Het is onder vorengeschetste omstandigheden aan verweerder om hetgeen uit de getuigenverklaringen naar voren komt te beoordelen, zonodig nader onderzoek te doen en getuigen te horen.
Door categorisch het aanbod van eiser om nadere getuigen te horen af te wijzen, te weigeren om inhoudelijk in te gaan op hetgeen door getuigen - ook die geen enkele band met eiser hebben - naar voren is gebracht, heeft verweerder niet voldaan aan de uit artikel 3:2 van de Awb voortvloeiende verplichting de nodige kennis omtrent de relevante feiten en de af te wegen belangen te vergaren.
4.3. De rechtbank is mitsdien van oordeel dat het bestreden besluit gelet op de strekking van artikel 3:2 van de Awb niet met de vereiste zorgvuldigheid is voorbereid. Gelet op het vorenstaande is het beroep gegrond en dient het bestreden besluit te worden vernietigd.
5. De rechtbank ziet in dit geval aanleiding verweerder met toepassing van artikel 8:75, eerste lid, Algemene wet bestuursrecht te veroordelen in de kosten die eiser in verband met de behandeling van het beroep redelijkerwijs heeft moeten maken. Deze kosten zijn op voet van het bepaalde in het Besluit proceskosten bestuursrecht vastgesteld op € 644,-- (1 punt voor het beroepschrift en 1 punt voor het verschijnen ter zitting met een waarde per punt van € 322,-- en wegingsfactor 1).

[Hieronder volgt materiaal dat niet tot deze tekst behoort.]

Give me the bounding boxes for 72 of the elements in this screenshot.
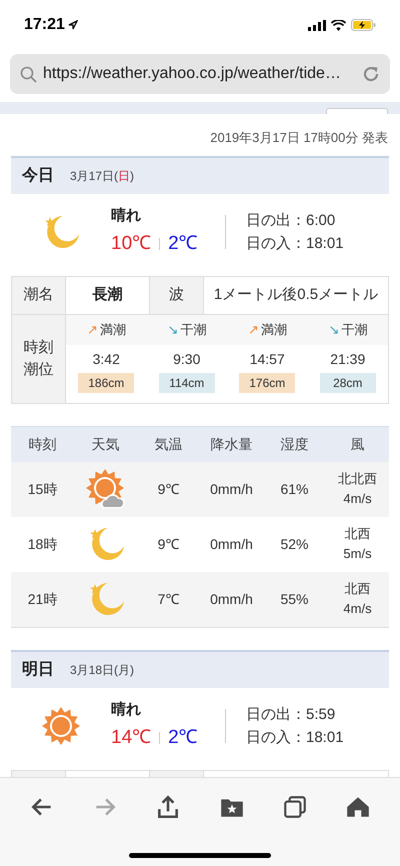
column-header: 時刻 xyxy=(28,434,58,454)
tide-time: 14:57 xyxy=(250,350,285,368)
tide-time: 3:42 xyxy=(92,350,120,368)
tide-height-badge: 176cm xyxy=(239,372,296,392)
wind-speed: 5m/s xyxy=(343,545,372,563)
table-cell-text: 52% xyxy=(279,534,310,554)
table-cell-text: 61% xyxy=(279,480,310,498)
weather-text: 晴れ xyxy=(111,206,142,226)
table-cell-text: 18時 xyxy=(26,534,58,554)
tide-label: 干潮 xyxy=(180,320,206,339)
sunset-time: 日の入：18:01 xyxy=(246,234,344,254)
fall-arrow: ↘ xyxy=(167,320,178,339)
tide-time: 9:30 xyxy=(173,350,200,368)
clock-time: 17:21 xyxy=(24,15,65,35)
table-cell-text: 7℃ xyxy=(156,590,180,608)
sunset-time: 日の入：18:01 xyxy=(246,728,344,748)
column-header: 気温 xyxy=(154,434,184,454)
reload-icon[interactable] xyxy=(362,65,380,83)
day-date: 3月18日(月) xyxy=(70,662,134,678)
table-cell-text: 1メートル後0.5メートル xyxy=(212,284,380,305)
signal-icon xyxy=(308,20,326,30)
column-header: 天気 xyxy=(90,434,120,454)
column-header: 湿度 xyxy=(280,434,310,454)
row-label: 潮位 xyxy=(24,360,54,380)
row-label: 時刻 xyxy=(24,338,54,358)
table-cell-text: 0mm/h xyxy=(209,590,254,608)
table-cell-text: 0mm/h xyxy=(209,534,254,554)
tide-height-badge: 186cm xyxy=(78,372,134,392)
address-bar[interactable]: https://weather.yahoo.co.jp/weather/tide… xyxy=(10,54,390,94)
high-temperature: 14℃ xyxy=(111,726,152,750)
wind-direction: 北北西 xyxy=(338,470,377,488)
rise-arrow: ↗ xyxy=(248,320,259,339)
table-header-cell: 波 xyxy=(150,276,204,314)
table-cell-text: 21時 xyxy=(26,590,58,608)
search-icon xyxy=(20,66,37,82)
table-cell-text: 9℃ xyxy=(156,534,180,554)
sunrise-time: 日の出：5:59 xyxy=(246,704,336,724)
sun-icon xyxy=(41,706,81,746)
fall-arrow: ↘ xyxy=(328,320,340,339)
day-title: 今日 xyxy=(22,166,54,186)
tide-time: 21:39 xyxy=(330,350,366,368)
table-cell-text: 9℃ xyxy=(156,480,180,498)
column-header: 風 xyxy=(350,434,366,454)
day-date: 3月17日(日) xyxy=(70,168,134,184)
table-header-cell: 潮名 xyxy=(12,276,66,314)
url-text: https://weather.yahoo.co.jp/weather/tide… xyxy=(43,64,342,84)
table-cell-text: 0mm/h xyxy=(209,480,254,498)
day-title: 明日 xyxy=(22,660,54,680)
low-temperature: 2℃ xyxy=(168,232,198,256)
tide-label: 満潮 xyxy=(100,320,126,339)
column-header: 降水量 xyxy=(210,434,254,454)
rise-arrow: ↗ xyxy=(86,320,98,339)
wind-speed: 4m/s xyxy=(343,490,372,508)
battery-charging-icon xyxy=(351,19,376,31)
sun-and-cloud-icon xyxy=(86,469,126,509)
wifi-icon xyxy=(331,20,346,30)
wind-direction: 北西 xyxy=(344,580,370,598)
announcement-time: 2019年3月17日 17時00分 発表 xyxy=(209,129,389,147)
low-temperature: 2℃ xyxy=(168,726,198,750)
weather-text: 晴れ xyxy=(111,700,142,720)
wind-direction: 北西 xyxy=(344,525,370,543)
tide-height-badge: 114cm xyxy=(158,372,215,392)
tide-label: 満潮 xyxy=(260,320,287,339)
wind-speed: 4m/s xyxy=(343,600,372,618)
high-temperature: 10℃ xyxy=(111,232,152,256)
table-cell-text: 55% xyxy=(279,590,310,608)
location-arrow-icon xyxy=(68,20,78,30)
tabs-icon[interactable] xyxy=(282,794,308,820)
tide-label: 干潮 xyxy=(341,320,368,339)
sunrise-time: 日の出：6:00 xyxy=(246,210,336,230)
table-cell-text: 15時 xyxy=(26,480,58,498)
tide-height-badge: 28cm xyxy=(320,372,376,392)
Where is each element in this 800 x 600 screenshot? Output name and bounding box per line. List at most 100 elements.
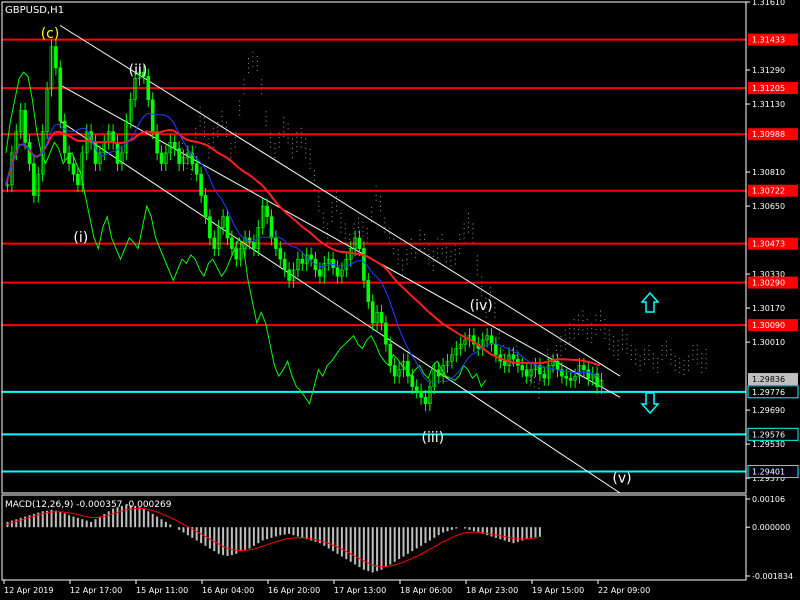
cloud-dot: [648, 359, 650, 361]
cloud-dot: [604, 337, 606, 339]
cloud-dot: [573, 328, 575, 330]
cloud-dot: [446, 256, 447, 258]
cloud-dot: [331, 206, 333, 208]
cloud-dot: [204, 131, 205, 133]
cloud-dot: [252, 61, 254, 63]
cloud-dot: [468, 217, 469, 219]
cloud-dot: [630, 345, 632, 347]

6. De rechtbank wijst met toepassing van artikel 8:74, eerste lid Awb de Staat der Nederlanden aan als rechtspersoon die aan eiser het betaalde griffiegeld ad € 102, 10 dient te vergoeden.
III. BESLISSING
De Rechtbank 's-Gravenhage,
RECHT DOENDE:
1. verklaart het beroep gegrond;
2. vernietigt het bestreden besluit;
3. bepaalt dat verweerder een nieuw besluit op het bezwaarschrift neemt met in achtneming van hetgeen in de uitspraak is overwogen;
4. veroordeelt verweerder in de proceskosten ad € 644,--, onder aanwijzing van de Staat der Nederlanden (Ministerie van Justitie) als rechtspersoon die deze kosten dient te vergoeden en aan de griffier dient te betalen;
5. gelast dat de Staat der Nederlanden als rechtspersoon het door eiser betaalde griffierecht ad € 102,10 vergoedt.
Aldus gedaan door mr. C.P.E.M. Fonteijn-van der Meulen, voorzitter en mrs. J. Brand en M.J.M. Marseille, rechters, door de voorzitter en drs. S.R. Jonkergouw, griffier, ondertekend en in het openbaar uitgesproken op 1 juli 2002, in tegenwoordigheid van de griffier.